30 junho 2025

 A SURPRESA(?)

 

Escrevo sobre política e estratégia há alguns anos, textos, artigos, crónicas, editoriais, ensaios até. Este texto será muito provavelmente o mais difícil que me atrevo a publicar. Que seja entendido como desabafo, possivelmente um lamento, na surpresa com interrogação que o leva da distância da pena à lonjura de uma reflexão. Que pretende talvez atingir algumas consciências preocupadas, obviamente insubmissas, perturbadas com o que se passa à nossa volta e sempre com aquela vontade de intervir, enquanto cidadãos que cultivando uma melancolia consciente e assumida (a visão  de Walter Benjamin) e que sabem que ela poderá ser capaz de projectar a tensão entre o luto e a acção revolucionária.  

 

É neste contexto que vos falo sobre a candidatura de António Filipe, ontem anunciada. O Cidadão António Filipe Gaião Rodrigues, é um jurista, professor universitário e político português, com uma longa trajectória parlamentar e de compromisso com os valores do 25 de Abril. É Doutor em Direito Constitucional e Mestre em Ciência Política, Cidadania e Governação. É um Membro destacado do Partido Comunista Português (PCP). Iniciou a sua carreira política na Juventude Comunista Portuguesa (JCP), deputado à Assembleia da República, na Coligação Democrática Unitária (CDU), de 1989 a 2022 e novamente entre 2024 e 2025, representando os círculos eleitorais de Lisboa (1987-2005) e Santarém (2009-2022). Foi Vice-Presidente da Assembleia da República em cinco legislaturas (2005-2009, 2011-2015, 2019-2022). É, desde 1990, Membro da Direcção do Grupo Parlamentar do PCP. É, na perspectiva de Paulo Raimundo, Secretário-Geral do PCP, um cidadão com “seriedade, capacidade de diálogo e prestígio”, a que acrescento um respeito imenso que lhe reconhecem inúmeros políticos da Esquerda e também de alguns sectores da Direita tradicional.

 

Devo confessar que a apresentação do António Filipe me tira um peso enorme de consciência. Afinal, tenho um candidato em que posso votar, na pessoa e no Cidadão que admiro e respeito e que é um exemplo de político com dignidade.

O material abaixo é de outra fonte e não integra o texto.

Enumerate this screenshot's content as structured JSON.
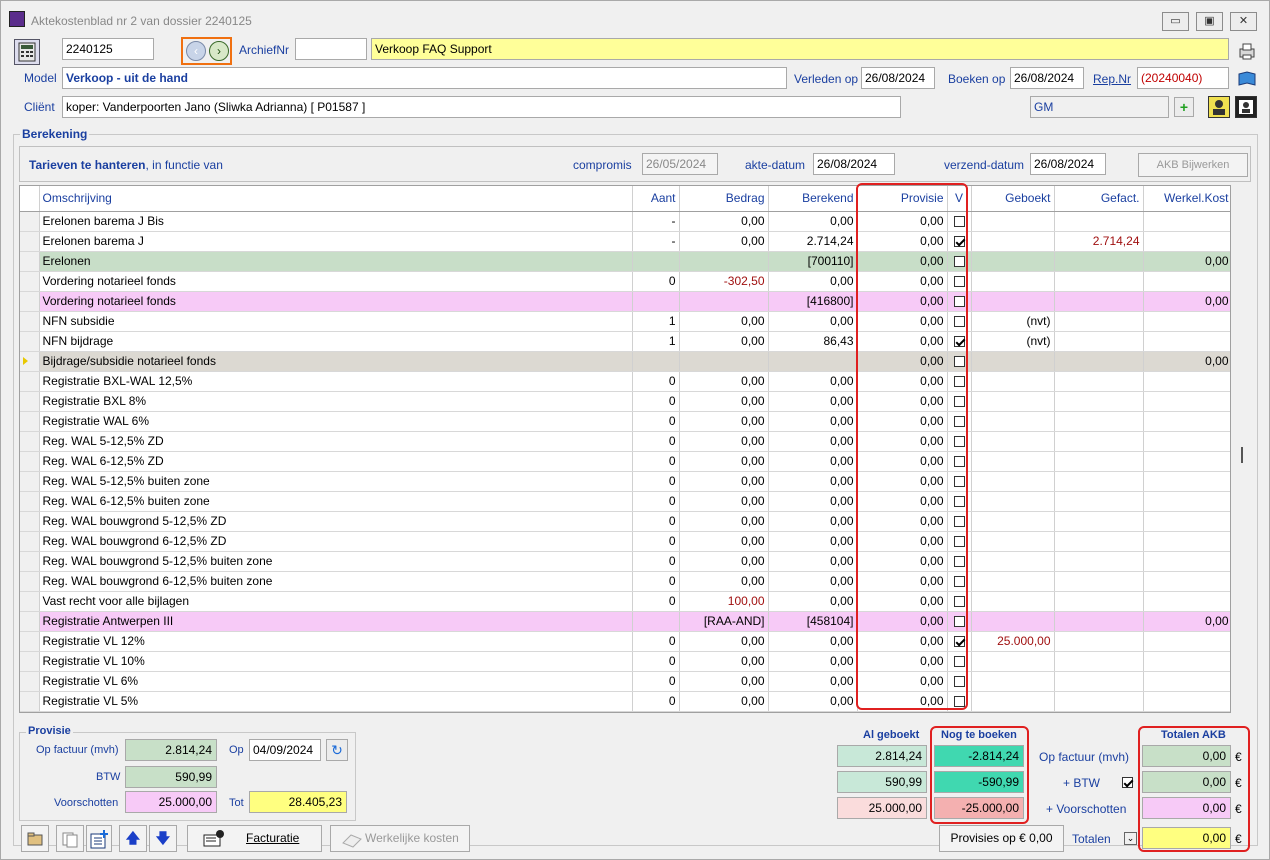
{
  "window": {
    "title": "Aktekostenblad nr 2 van dossier 2240125",
    "btn_min": "▭",
    "btn_max": "▣",
    "btn_close": "✕"
  },
  "header": {
    "dossier": "2240125",
    "archief_label": "ArchiefNr",
    "archief_value": "",
    "subject": "Verkoop FAQ Support",
    "model_label": "Model",
    "model_value": "Verkoop - uit de hand",
    "verleden_label": "Verleden op",
    "verleden_value": "26/08/2024",
    "boeken_label": "Boeken op",
    "boeken_value": "26/08/2024",
    "rep_label": "Rep.Nr",
    "rep_value": "(20240040)",
    "client_label": "Cliënt",
    "client_value": "koper: Vanderpoorten Jano (Sliwka Adrianna) [ P01587 ]",
    "gm_value": "GM"
  },
  "berekening": {
    "title": "Berekening",
    "tarieven": "Tarieven te hanteren",
    "tarieven_suffix": ", in functie van",
    "compromis_label": "compromis",
    "compromis_value": "26/05/2024",
    "akte_label": "akte-datum",
    "akte_value": "26/08/2024",
    "verzend_label": "verzend-datum",
    "verzend_value": "26/08/2024",
    "akb_button": "AKB Bijwerken"
  },
  "table": {
    "columns": [
      "Omschrijving",
      "Aant",
      "Bedrag",
      "Berekend",
      "Provisie",
      "V",
      "Geboekt",
      "Gefact.",
      "Werkel.Kost"
    ],
    "rows": [
      {
        "type": "normal",
        "o": "Erelonen barema J Bis",
        "a": "-",
        "b": "0,00",
        "be": "0,00",
        "p": "0,00",
        "v": false,
        "g": "",
        "gf": "",
        "w": ""
      },
      {
        "type": "normal",
        "o": "Erelonen barema J",
        "a": "-",
        "b": "0,00",
        "be": "2.714,24",
        "p": "0,00",
        "v": true,
        "g": "",
        "gf": "2.714,24",
        "w": ""
      },
      {
        "type": "green",
        "o": "Erelonen",
        "a": "",
        "b": "",
        "be": "[700110]",
        "p": "0,00",
        "v": false,
        "g": "",
        "gf": "",
        "w": "0,00"
      },
      {
        "type": "normal",
        "o": "Vordering notarieel fonds",
        "a": "0",
        "b": "-302,50",
        "be": "0,00",
        "p": "0,00",
        "v": false,
        "g": "",
        "gf": "",
        "w": ""
      },
      {
        "type": "pink",
        "o": "Vordering notarieel fonds",
        "a": "",
        "b": "",
        "be": "[416800]",
        "p": "0,00",
        "v": false,
        "g": "",
        "gf": "",
        "w": "0,00"
      },
      {
        "type": "normal",
        "o": "NFN subsidie",
        "a": "1",
        "b": "0,00",
        "be": "0,00",
        "p": "0,00",
        "v": false,
        "g": "(nvt)",
        "gf": "",
        "w": ""
      },
      {
        "type": "normal",
        "o": "NFN bijdrage",
        "a": "1",
        "b": "0,00",
        "be": "86,43",
        "p": "0,00",
        "v": true,
        "g": "(nvt)",
        "gf": "",
        "w": ""
      },
      {
        "type": "gray",
        "o": "Bijdrage/subsidie notarieel fonds",
        "a": "",
        "b": "",
        "be": "",
        "p": "0,00",
        "v": false,
        "g": "",
        "gf": "",
        "w": "0,00"
      },
      {
        "type": "normal",
        "o": "Registratie BXL-WAL 12,5%",
        "a": "0",
        "b": "0,00",
        "be": "0,00",
        "p": "0,00",
        "v": false,
        "g": "",
        "gf": "",
        "w": ""
      },
      {
        "type": "normal",
        "o": "Registratie BXL 8%",
        "a": "0",
        "b": "0,00",
        "be": "0,00",
        "p": "0,00",
        "v": false,
        "g": "",
        "gf": "",
        "w": ""
      },
      {
        "type": "normal",
        "o": "Registratie WAL 6%",
        "a": "0",
        "b": "0,00",
        "be": "0,00",
        "p": "0,00",
        "v": false,
        "g": "",
        "gf": "",
        "w": ""
      },
      {
        "type": "normal",
        "o": "Reg. WAL 5-12,5% ZD",
        "a": "0",
        "b": "0,00",
        "be": "0,00",
        "p": "0,00",
        "v": false,
        "g": "",
        "gf": "",
        "w": ""
      },
      {
        "type": "normal",
        "o": "Reg. WAL 6-12,5% ZD",
        "a": "0",
        "b": "0,00",
        "be": "0,00",
        "p": "0,00",
        "v": false,
        "g": "",
        "gf": "",
        "w": ""
      },
      {
        "type": "normal",
        "o": "Reg. WAL 5-12,5% buiten zone",
        "a": "0",
        "b": "0,00",
        "be": "0,00",
        "p": "0,00",
        "v": false,
        "g": "",
        "gf": "",
        "w": ""
      },
      {
        "type": "normal",
        "o": "Reg. WAL 6-12,5% buiten zone",
        "a": "0",
        "b": "0,00",
        "be": "0,00",
        "p": "0,00",
        "v": false,
        "g": "",
        "gf": "",
        "w": ""
      },
      {
        "type": "normal",
        "o": "Reg. WAL bouwgrond 5-12,5% ZD",
        "a": "0",
        "b": "0,00",
        "be": "0,00",
        "p": "0,00",
        "v": false,
        "g": "",
        "gf": "",
        "w": ""
      },
      {
        "type": "normal",
        "o": "Reg. WAL bouwgrond 6-12,5% ZD",
        "a": "0",
        "b": "0,00",
        "be": "0,00",
        "p": "0,00",
        "v": false,
        "g": "",
        "gf": "",
        "w": ""
      },
      {
        "type": "normal",
        "o": "Reg. WAL bouwgrond 5-12,5% buiten zone",
        "a": "0",
        "b": "0,00",
        "be": "0,00",
        "p": "0,00",
        "v": false,
        "g": "",
        "gf": "",
        "w": ""
      },
      {
        "type": "normal",
        "o": "Reg. WAL bouwgrond 6-12,5% buiten zone",
        "a": "0",
        "b": "0,00",
        "be": "0,00",
        "p": "0,00",
        "v": false,
        "g": "",
        "gf": "",
        "w": ""
      },
      {
        "type": "normal",
        "o": "Vast recht voor alle bijlagen",
        "a": "0",
        "b": "100,00",
        "be": "0,00",
        "p": "0,00",
        "v": false,
        "g": "",
        "gf": "",
        "w": ""
      },
      {
        "type": "pink",
        "o": "Registratie Antwerpen III",
        "a": "",
        "b": "[RAA-AND]",
        "be": "[458104]",
        "p": "0,00",
        "v": false,
        "g": "",
        "gf": "",
        "w": "0,00"
      },
      {
        "type": "normal",
        "o": "Registratie VL 12%",
        "a": "0",
        "b": "0,00",
        "be": "0,00",
        "p": "0,00",
        "v": true,
        "g": "25.000,00",
        "gf": "",
        "w": ""
      },
      {
        "type": "normal",
        "o": "Registratie VL 10%",
        "a": "0",
        "b": "0,00",
        "be": "0,00",
        "p": "0,00",
        "v": false,
        "g": "",
        "gf": "",
        "w": ""
      },
      {
        "type": "normal",
        "o": "Registratie VL 6%",
        "a": "0",
        "b": "0,00",
        "be": "0,00",
        "p": "0,00",
        "v": false,
        "g": "",
        "gf": "",
        "w": ""
      },
      {
        "type": "normal",
        "o": "Registratie VL 5%",
        "a": "0",
        "b": "0,00",
        "be": "0,00",
        "p": "0,00",
        "v": false,
        "g": "",
        "gf": "",
        "w": ""
      }
    ]
  },
  "provisie": {
    "title": "Provisie",
    "factuur_label": "Op factuur (mvh)",
    "factuur_value": "2.814,24",
    "btw_label": "BTW",
    "btw_value": "590,99",
    "voorschot_label": "Voorschotten",
    "voorschot_value": "25.000,00",
    "op_label": "Op",
    "op_value": "04/09/2024",
    "tot_label": "Tot",
    "tot_value": "28.405,23"
  },
  "totals": {
    "al_geboekt": "Al geboekt",
    "nog_te_boeken": "Nog te boeken",
    "totalen_akb": "Totalen AKB",
    "ag": [
      "2.814,24",
      "590,99",
      "25.000,00"
    ],
    "ntb": [
      "-2.814,24",
      "-590,99",
      "-25.000,00"
    ],
    "labels": [
      "Op factuur (mvh)",
      "+ BTW",
      "+ Voorschotten"
    ],
    "akb": [
      "0,00",
      "0,00",
      "0,00"
    ],
    "euro": "€",
    "totalen_label": "Totalen",
    "totalen_value": "0,00",
    "provisies_button": "Provisies op € 0,00"
  },
  "toolbar": {
    "facturatie": "Facturatie",
    "werkelijke": "Werkelijke kosten"
  }
}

Só que tal não me é suficiente. Vejamos, a candidatura, embora sendo apresentada como uma resposta à necessidade de um representante da esquerda que defenda os anseios dos “trabalhadores, democratas e jovens”, num contexto de ascensão da extrema-direita, expressões que anotei das diversas notícias a propósito. Todavia, anoto também que o PCP rejeita a possibilidade de retirar a candidatura para apoiar um candidato único da esquerda, enfatizando que a decisão cabe ao povo. E, é aqui que começa a minha preocupação. Na verdade, a candidatura do Cidadão respeitável, não é a candidatura do Cidadão, mas sim a candidatura do PCP. Nada tendo a objectar e tenho que objectar tudo, perdoada me seja a utilização do truque de linguagem, que a nossa língua nos permite. Navegando em águas revoltas, pretensamente dominadas (ao que consta) pela figura preserva que conhecemos e por mais dois ou três representantes da burguesia dominante, impunha-se quiçá um grau de pensamento, análise e decisão superiores. Daí, a hipótese de poder convergir numa personalidade com uma postura diferenciada, longe da pose institucional e com uma atitude e um comportamento de ruptura, capazes de mobilizar os descontentes, injuriados e fragilizados (os proletários) da sociedade de casino em que se tornou o capitalismo predador. A estatura de uma figura agregadora da insatisfação, não reside apenas na aparência, ou pendor panfletário, mas, acima de tudo, num “comum” (termo no qual reside provavelmente a recusa do institucional) que tomasse como sua a iniciativa de levantar do chão os outros “comuns”, dispersos ou organizados, levando-os (elevando-os?) à categoria de cidadãos activos e participantes da grande tarefa de construir a sociedade sem amos, necessária e urgente.

 

A natural questão que se coloca, perante este tipo de questões: mas então o António Filipe não poderá, pela elevação que possui da nobre arte da política e da cidadania, ser o tal personagem? Não querendo fornecer uma resposta definitiva (não existe aliás esse tipo de resposta), poderei quando muito sustentar, sim e não, ao mesmo tempo. E mesmo sem (querer) entrar na dialéctica dos opostos, não posso deixar de dizer que, muito provavelmente a resposta “correcta” poderá ser encontrada na tensão entre os opostos, que se integram numa perspectiva mais ampla. Ensaiemos então o eventual paradoxo, como ferramenta para explorar (pelo menos) o tempo e a realidade. Sim, uma vez que parece reunir algumas das características atrás enunciadas. Não, porque se trata de uma candidatura que se encerra em si mesma e não parece ser capaz de dar o salto “comum”, essencial e necessário.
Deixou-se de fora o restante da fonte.